The general form of a find command is

find list-of-directories [ list-of-predicates ]

Exercise

Part One: Using find

On hills, grab the directory findExercise on hills using

cp -r /pub/cs/grwoo/cs160a .
      

Then write find commands to do the following:

Procedure

  1. Output the paths to regular files beneath usr
  2. Output the paths to directories beneath practice
  3. Output the paths to regular files beneath practice whose names are tree
  4. Output the paths to directories beneath usr whose names are five characters long
  5. Output the paths to objects beneath usr whose names have a . in them
  6. Output the paths to everything beneath the current directory. Put the output in a file named find.out in your home directory. Then examine the contents of the find.out using more.
  7. Last, output the paths to all objects beneath practice. Can you use this output to create a directory tree of practice on the classroom Linux machines? How can you know what is a file and what is a directory?

Exercise

Part Two: Using locate

The locate command is useful for finding data that has been on the filesystem for at least a day. It does not allow you to list objects by attributes - it only searches a list of all data objects on the filesystem produced periodically (usually overnight). Thus you can only search for patterns in file paths, not by what type of data it is.
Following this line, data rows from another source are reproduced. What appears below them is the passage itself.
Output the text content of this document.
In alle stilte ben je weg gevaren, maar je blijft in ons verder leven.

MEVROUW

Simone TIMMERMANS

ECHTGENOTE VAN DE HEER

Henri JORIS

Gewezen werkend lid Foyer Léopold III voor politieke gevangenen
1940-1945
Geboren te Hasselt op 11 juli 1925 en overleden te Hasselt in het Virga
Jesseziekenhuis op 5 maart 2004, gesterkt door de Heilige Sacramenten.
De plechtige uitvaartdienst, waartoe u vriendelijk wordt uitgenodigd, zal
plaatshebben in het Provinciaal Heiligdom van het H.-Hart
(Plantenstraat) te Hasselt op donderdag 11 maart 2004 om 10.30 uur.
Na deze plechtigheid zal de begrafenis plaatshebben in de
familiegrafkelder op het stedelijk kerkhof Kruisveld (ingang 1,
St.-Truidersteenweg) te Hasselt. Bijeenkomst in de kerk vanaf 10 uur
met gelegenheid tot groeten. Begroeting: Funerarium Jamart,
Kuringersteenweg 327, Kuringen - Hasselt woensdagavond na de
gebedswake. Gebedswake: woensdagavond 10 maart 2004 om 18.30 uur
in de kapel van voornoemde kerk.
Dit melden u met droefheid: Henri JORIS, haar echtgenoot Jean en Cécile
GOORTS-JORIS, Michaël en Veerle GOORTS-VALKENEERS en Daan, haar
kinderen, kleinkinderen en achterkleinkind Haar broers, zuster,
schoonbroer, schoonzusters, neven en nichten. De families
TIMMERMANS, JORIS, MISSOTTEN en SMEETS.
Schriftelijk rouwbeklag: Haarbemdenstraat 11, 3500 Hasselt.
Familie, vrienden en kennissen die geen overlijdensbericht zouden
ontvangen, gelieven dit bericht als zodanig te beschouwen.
Since locate does not examine current files, rather it examines a list of files produced previously, it is much faster than find. The pattern you use to search for the filenames can be used to restrict the output.

locate [options] pattern

The default (no options) is to interpret the pattern as a wildcard pattern. If the pattern does not contain wildcard characters, leading and trailing asterisks are added - thus locate pattern is really locate '*pattern*'

You can alter the type of pattern used by one of the --regex (regular expression) or --regexp (extended regular expression) options.

Procedure

  1. Output all file paths that contain the string bad.txt
  2. Output all file paths where the filename part (the last path segment) is bad.txt
  3. Create a new file named bad.txt in your current directory and re-issue the command for 2. Does your new file show up?
  4. Limit the search for files ending with ".conf" to paths beneath the system directory /etc

Answers

Part One

  1. find usr -type f

  2. find practice -type d
  3. find practice -type f -name "tree"
  4. find usr -type d -name "?????"
  5. find usr -name "*.*"
  6. find . > ~/find.out; more ~/find.out
  7. find practice

    You can nearly draw the directory tree from this output. If a directory isn't empty, you can tell it is a directory since it has something in it. You cannot, however, distinguish a regular file from an empty directory.

Part Two

  1. locate bad.txt
  2. locate "*/bad.txt"
  3. no notes
  4. locate "/etc/*/*.conf"

Submitting Your Homework Assignment

Transfer your output script session as an attachment on Canvas

If you find something particularly interesting, please include that in your homework submission as a comment. I may ask you to share your insights at the beginning of class for participation points.